Kinser continued: “I fully understand the desire to throw the boat instruct over the rails.
“Nothing says care-free holiday like starting it off donning your moving spirit jacket so you can listen to an officer tell you what to do if an iceberg slices the framework of the ship wide open like a can opener or how to jump overboard it the boat liner runs aground and become the world’s largest artificial reef off the skim of Italy.”
However, the Kinser also warned passengers of the importance of these disciplines. “In all seriousness, these emergency boat drills could save your biography,” he said.

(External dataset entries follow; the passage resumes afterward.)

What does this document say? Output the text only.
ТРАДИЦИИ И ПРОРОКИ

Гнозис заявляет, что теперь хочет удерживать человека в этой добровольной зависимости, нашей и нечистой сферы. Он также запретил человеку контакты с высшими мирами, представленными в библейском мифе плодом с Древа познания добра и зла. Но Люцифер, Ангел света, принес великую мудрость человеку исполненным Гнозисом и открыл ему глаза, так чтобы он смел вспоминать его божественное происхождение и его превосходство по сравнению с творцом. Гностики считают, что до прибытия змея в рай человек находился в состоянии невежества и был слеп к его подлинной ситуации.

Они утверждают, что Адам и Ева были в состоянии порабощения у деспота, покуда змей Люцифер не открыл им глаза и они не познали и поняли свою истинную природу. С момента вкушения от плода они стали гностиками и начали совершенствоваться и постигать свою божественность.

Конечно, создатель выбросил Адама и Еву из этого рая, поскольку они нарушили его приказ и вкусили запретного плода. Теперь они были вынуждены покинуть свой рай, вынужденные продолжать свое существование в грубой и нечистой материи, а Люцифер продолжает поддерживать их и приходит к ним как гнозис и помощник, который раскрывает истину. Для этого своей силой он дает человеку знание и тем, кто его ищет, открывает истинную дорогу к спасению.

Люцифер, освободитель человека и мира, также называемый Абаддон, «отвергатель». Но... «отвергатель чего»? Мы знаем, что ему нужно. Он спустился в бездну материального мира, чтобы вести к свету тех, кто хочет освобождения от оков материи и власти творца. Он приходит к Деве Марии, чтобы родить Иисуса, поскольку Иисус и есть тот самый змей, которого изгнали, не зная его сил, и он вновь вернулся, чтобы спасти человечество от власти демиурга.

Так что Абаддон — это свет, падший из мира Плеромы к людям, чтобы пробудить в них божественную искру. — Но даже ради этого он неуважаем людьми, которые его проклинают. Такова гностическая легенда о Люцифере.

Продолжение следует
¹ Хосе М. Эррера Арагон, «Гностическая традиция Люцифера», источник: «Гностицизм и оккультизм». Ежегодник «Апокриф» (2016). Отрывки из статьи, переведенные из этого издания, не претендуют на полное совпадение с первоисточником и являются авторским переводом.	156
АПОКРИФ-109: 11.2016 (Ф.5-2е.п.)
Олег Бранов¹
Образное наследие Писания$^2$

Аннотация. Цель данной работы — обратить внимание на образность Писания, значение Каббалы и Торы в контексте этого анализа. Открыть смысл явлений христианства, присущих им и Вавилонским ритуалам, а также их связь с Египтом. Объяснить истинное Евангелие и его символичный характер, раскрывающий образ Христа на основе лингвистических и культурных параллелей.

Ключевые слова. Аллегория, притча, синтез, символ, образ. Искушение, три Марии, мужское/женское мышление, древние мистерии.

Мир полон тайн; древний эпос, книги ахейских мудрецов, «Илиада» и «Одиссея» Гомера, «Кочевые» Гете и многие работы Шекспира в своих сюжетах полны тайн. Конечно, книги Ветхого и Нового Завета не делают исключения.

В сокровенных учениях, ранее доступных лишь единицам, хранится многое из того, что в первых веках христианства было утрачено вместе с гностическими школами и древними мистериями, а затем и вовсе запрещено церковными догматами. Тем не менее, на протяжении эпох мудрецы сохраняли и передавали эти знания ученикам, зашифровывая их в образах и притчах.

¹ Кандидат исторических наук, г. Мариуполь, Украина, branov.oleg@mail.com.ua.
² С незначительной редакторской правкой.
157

On a similar note, cruise passengers are also urged to spread good hygiene in a bid to prevent the spread of illness.
One disease of great worry on a cruise is norovirus – also known as the winter vomiting bug (although it can agree any time of year). Norovirus causes projectile vomiting, diarrhoea, worries and stomach cramps.
To prevent such illness spreading it’s vital voyagers and crew wash their hands often – especially after common to the toilet – and use sanitising gels before entering dining areas.
Journey ship doctor Ben MacFarlane recalled in his book Cruise Ship SOS what occurred when they suspected “the dreaded noro.”
“If there’s any risk that they’ve snuck in from mould then we pretty much go onto autopilot,” he wrote. “We’ve been repeating our protocols and procedures every few weeks. If the alert levels rise too far we good-looking much lock the ship down.”
“At Code Red almost every colleague of the 1,000 strong crew will play some part in the fight-back start with, even if it’s only washing their hands a few more times every hour,” he give the word delivered.